Cercai di concentrarmi sulla voce dell'angelo.

«Harry, ti prego! Harry, ascoltami, ti prego. Ti prego, Harry, ti prego!».

Avrei voluto rispondere con un sì. O in qualsiasi altro modo. Ma non riuscivo a trovare le labbra.

«Mark!», esclamò l'angelo, la sua voce perfetta agonizzava. «Harry, Harry, no! Oh ti prego, no, no!». E l'angelo iniziò a singhiozzare, senza versare una lacrima.

Non era giusto, l'angelo non doveva piangere.

Volevo trovarlo, dirgli che andava tutto bene, ma l'acqua era troppo profonda, e mi schiacciava, non riuscivo a respirare.

Sentii qualcosa premermi al di sopra della fronte. Faceva male. Poi, dopo quel dolore, nell'oscurità che mi attorniava ne sentii altri, più intensi. Gridai qualcosa, affannandomi nel tentativo di uscire dalla pozza scura.

«Harry!», urlò l'angelo.

«Ha perso sangue, ma la ferita alla testa non è profonda», mi informò una voce tranquilla. «Attento alla gamba, è rotta».
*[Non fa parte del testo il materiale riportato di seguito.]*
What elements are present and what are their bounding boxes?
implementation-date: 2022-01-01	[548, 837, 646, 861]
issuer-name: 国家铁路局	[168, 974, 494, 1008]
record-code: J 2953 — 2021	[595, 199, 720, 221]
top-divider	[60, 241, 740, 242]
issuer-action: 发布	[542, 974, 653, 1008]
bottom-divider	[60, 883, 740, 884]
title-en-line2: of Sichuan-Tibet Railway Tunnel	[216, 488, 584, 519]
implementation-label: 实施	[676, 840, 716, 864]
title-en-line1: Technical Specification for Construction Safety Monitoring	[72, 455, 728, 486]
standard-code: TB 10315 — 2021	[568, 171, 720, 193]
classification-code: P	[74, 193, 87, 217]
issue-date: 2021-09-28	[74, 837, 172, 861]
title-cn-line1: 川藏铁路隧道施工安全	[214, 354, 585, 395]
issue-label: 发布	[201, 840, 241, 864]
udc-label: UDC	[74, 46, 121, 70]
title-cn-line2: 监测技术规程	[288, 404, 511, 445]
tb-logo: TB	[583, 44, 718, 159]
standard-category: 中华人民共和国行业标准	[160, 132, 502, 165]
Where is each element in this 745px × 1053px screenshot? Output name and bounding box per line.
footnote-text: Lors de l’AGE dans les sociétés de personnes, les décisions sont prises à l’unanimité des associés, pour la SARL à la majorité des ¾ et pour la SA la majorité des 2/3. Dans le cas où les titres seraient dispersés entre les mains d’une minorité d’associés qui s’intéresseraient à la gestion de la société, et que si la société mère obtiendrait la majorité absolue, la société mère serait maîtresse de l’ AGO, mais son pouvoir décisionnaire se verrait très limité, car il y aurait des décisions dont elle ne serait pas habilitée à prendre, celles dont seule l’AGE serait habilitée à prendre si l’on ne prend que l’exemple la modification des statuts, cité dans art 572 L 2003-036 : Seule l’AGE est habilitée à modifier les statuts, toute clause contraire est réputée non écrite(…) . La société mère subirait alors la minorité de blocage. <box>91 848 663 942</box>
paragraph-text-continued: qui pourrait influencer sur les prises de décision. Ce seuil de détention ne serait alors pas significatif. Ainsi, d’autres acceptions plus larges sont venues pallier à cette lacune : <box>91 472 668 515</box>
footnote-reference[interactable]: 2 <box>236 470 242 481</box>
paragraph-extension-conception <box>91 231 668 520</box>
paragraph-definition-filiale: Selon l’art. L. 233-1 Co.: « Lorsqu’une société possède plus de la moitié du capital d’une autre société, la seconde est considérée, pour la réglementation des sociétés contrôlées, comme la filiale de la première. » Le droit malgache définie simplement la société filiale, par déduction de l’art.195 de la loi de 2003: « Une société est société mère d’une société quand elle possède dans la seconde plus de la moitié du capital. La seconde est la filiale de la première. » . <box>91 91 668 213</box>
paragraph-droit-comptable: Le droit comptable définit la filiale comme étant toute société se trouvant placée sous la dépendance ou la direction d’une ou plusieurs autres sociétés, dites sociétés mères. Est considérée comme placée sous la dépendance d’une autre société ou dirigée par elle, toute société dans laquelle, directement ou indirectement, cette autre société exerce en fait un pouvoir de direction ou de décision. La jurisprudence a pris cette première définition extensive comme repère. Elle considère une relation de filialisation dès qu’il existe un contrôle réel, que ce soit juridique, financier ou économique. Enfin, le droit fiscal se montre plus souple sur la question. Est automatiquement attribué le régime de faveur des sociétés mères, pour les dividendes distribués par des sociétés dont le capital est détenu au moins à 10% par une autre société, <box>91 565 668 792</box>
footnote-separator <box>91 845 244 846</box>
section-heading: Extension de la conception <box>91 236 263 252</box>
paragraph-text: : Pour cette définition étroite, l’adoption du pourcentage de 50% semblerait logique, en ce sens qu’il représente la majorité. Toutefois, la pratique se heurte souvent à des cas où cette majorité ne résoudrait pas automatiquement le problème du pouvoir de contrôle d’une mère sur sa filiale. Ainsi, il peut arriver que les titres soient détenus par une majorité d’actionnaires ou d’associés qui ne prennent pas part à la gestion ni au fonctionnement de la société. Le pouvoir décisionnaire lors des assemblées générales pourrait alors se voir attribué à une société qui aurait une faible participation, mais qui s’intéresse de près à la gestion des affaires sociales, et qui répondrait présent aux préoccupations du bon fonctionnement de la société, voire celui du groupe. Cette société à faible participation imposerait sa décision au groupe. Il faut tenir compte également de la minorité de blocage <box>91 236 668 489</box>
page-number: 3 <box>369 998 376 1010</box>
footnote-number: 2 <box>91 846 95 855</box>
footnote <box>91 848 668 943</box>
Un urlo di rabbia si strozzò nella bocca dell'angelo.

Sentii una fitta acuta al fianco. Questo non era il paradiso, certo che no.

C'era troppo dolore.

«Anche qualche costola, credo», aggiunse la voce, metodica.

Ma le fitte erano sempre più deboli. Sentivo un dolore nuovo, che mi ustionava la mano e copriva tutto il resto.

Qualcuno mi stava bruciando.

«Lou», cercai di dire, ma la mia voce usciva lenta e pesante. Non riuscivo nemmeno io a sentirmi.